France and Germany are in favour of increasing taxation of multinational tech companies
The French finance minister Bruno Le Maire said he wanted to push for new EU rules on taxing digital companies by 2019.
In Germany, the CDU/CSU and SPD who have just signed a coalition agreement (pending approval by SPD members) also indicated that they wanted to fight multinational tax avoidance and reform the European corporate tax system.
According to Reuters, Le Maire said: “It’s not possible, not sustainable, that we tax manufacturing industries while billions in profits earned by GAFAs on European soil evaporate.”
US digital companies, such as Google, Amazon and Apple, set up complex intra-group arrangements to pay low single-digit tax rates on profits derived from European customers.
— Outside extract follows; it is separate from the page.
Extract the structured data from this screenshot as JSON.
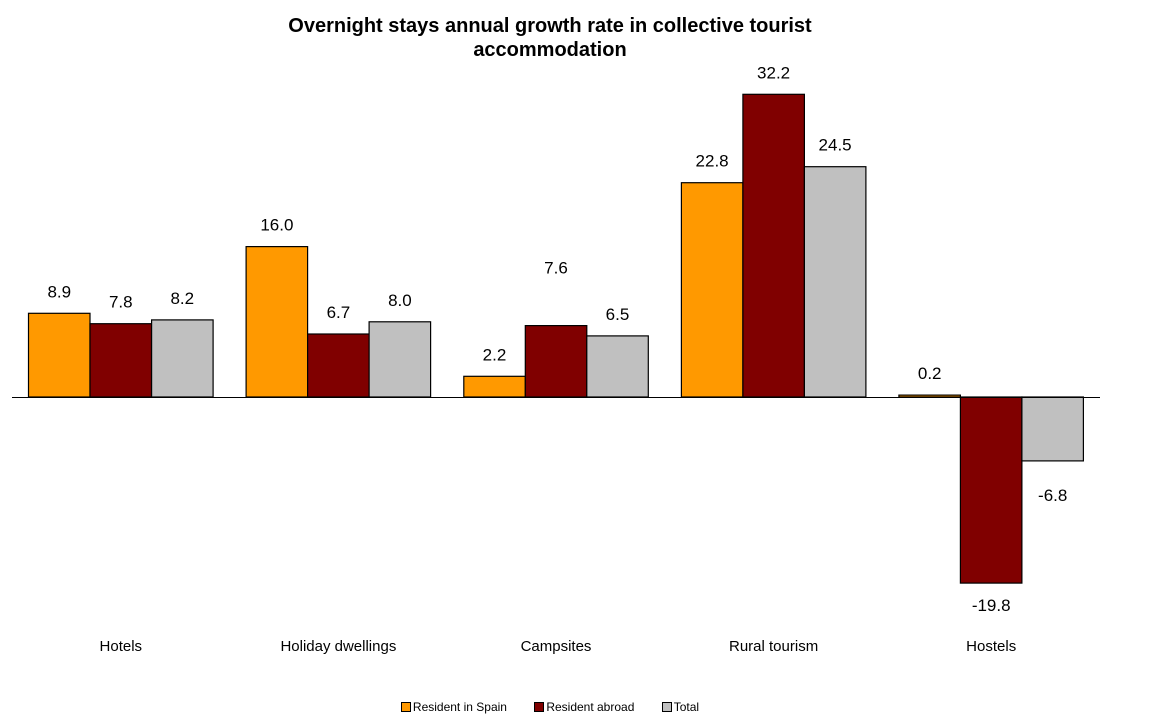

The French president, Emmanuel Macron, has proposed taxing revenues instead of profits to avoid companies shifting profits from where they are earned to lower tax jurisdictions, such as Luxembourg.
Reuters reported that:
“The EU is mulling new tax rules on digital companies which may include a tax on their turnover, a levy on online ads or a withholding tax on payments to internet firms.”
In Germany, the parties they supported “a common, consolidated tax base and minimum rates of business taxation.”
This would distribute companies’ European profits to countries proportionate to where their customers and operations were located, rather than allowing them to channel the profits into lower tax jurisdictions.